Cédric O réclame plus de transparence sur les algorithmes des réseaux sociaux

Cédric O réclame plus de transparence sur les algorithmes des réseaux sociaux

Cédric O milite pour un meilleur encadrement des réseaux sociaux, avec plus de transparence sur les algorithmes utilisés et des sanctions pour ceux n’allant pas assez loin en matière de modération des contenus.

Course au buzz avec des contenus parfois discutables. Déferlante de fausses informations.
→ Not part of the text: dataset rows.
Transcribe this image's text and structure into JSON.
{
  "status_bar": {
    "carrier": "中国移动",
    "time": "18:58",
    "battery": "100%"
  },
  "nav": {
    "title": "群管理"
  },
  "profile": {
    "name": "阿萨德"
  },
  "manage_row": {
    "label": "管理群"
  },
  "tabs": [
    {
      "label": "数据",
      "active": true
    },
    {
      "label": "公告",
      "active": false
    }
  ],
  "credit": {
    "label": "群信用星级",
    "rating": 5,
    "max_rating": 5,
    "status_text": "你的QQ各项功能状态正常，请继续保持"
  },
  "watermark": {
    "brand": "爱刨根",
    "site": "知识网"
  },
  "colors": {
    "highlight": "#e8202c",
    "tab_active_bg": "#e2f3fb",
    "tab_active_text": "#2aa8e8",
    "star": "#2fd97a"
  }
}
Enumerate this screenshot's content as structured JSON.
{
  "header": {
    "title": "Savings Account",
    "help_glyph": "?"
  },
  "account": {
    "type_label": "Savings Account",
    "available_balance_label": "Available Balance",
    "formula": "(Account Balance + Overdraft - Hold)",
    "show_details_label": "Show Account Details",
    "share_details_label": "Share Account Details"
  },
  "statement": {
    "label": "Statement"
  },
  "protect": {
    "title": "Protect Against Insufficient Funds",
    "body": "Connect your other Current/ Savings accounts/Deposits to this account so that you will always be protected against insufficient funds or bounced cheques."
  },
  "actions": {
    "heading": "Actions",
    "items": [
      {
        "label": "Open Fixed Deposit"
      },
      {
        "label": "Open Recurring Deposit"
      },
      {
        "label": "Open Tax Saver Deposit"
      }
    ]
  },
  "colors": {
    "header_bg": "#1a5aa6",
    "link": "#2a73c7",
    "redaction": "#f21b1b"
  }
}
Au-delà de la modération par les géants de réseaux sociaux, Cédric O réclame moins d’opacité sur le fonctionnement de ces plates-formes. “L’opacité du fonctionnement de leurs algorithmes et de leur modération est une aberration sociétale et démocratique”, a en effet fustigé le secrétaire d’État chargé de la transition numérique et des communications électroniques dans une tribune publiée sur Medium.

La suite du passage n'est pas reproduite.